A two-year investigation by US law enforcement authorities has resulted in one of the largest seizures of fake software ever in the U.S. and charges against 11 individuals, government officials said Thursday.
The 11 defendants from California, Washington and Texas have been charged with conspiring to distribute counterfeit computer software and documentation with a retail value of more than US$30 million, the U.S. Attorney's Office for the Central District of California said in a statement.
The value could rise to US$87 million, U.S. Attorney's Office spokesman Thom Mrozek said. When arresting the defendants and searching their homes, offices and storage facilities, Federal Bureau of Investigation agents stumbled upon an additional stockpile of more than US$56 million worth of fake Microsoft, Symantec and Adobe Systems products, he said.
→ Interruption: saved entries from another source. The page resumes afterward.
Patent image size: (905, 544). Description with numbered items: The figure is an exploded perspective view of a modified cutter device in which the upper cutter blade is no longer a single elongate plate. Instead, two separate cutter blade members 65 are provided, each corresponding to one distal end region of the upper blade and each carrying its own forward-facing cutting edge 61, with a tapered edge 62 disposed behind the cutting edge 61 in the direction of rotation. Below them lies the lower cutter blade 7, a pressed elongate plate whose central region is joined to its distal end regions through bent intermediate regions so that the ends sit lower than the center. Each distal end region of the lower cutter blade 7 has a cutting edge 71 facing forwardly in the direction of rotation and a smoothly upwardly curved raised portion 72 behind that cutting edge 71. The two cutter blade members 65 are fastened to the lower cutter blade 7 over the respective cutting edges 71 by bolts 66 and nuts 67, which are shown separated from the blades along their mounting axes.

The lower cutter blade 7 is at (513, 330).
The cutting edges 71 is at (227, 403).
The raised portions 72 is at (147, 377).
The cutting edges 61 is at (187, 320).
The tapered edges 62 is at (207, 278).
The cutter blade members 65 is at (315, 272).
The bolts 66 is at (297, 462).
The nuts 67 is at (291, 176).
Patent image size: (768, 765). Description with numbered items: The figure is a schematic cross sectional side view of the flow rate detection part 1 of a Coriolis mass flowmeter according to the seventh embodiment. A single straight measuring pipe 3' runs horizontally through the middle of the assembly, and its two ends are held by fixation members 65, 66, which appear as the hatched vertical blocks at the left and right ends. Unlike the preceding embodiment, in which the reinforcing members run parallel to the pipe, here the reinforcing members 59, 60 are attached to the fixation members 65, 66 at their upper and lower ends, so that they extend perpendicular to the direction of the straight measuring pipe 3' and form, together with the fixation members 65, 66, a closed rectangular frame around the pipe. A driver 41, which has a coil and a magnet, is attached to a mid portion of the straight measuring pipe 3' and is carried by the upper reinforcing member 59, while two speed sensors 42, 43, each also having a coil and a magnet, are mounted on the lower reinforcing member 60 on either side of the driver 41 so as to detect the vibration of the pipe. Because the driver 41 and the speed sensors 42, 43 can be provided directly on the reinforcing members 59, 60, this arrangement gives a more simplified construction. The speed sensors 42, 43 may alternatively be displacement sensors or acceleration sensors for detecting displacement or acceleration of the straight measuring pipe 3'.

As part of the two-year probe, investigators have also seized CD copying and printing equipment, Mrozek said.
A bulk of the illegal products were Microsoft products. With a total street value of about US$80 million, this is the largest seizure of fake Microsoft products in history, the Redmond, Washington-based company said in a statement. Microsoft worked closely with the authorities in Los Angeles on the case, which was code-named "Digital Marauder."
The defendants have been indicted by a federal grand jury in Los Angeles and are scheduled to appear before a judge on September 20. If convicted, the defendants face maximum sentences of between 15 years and 75 years in federal prison, according to the U.S. Attorney's Office.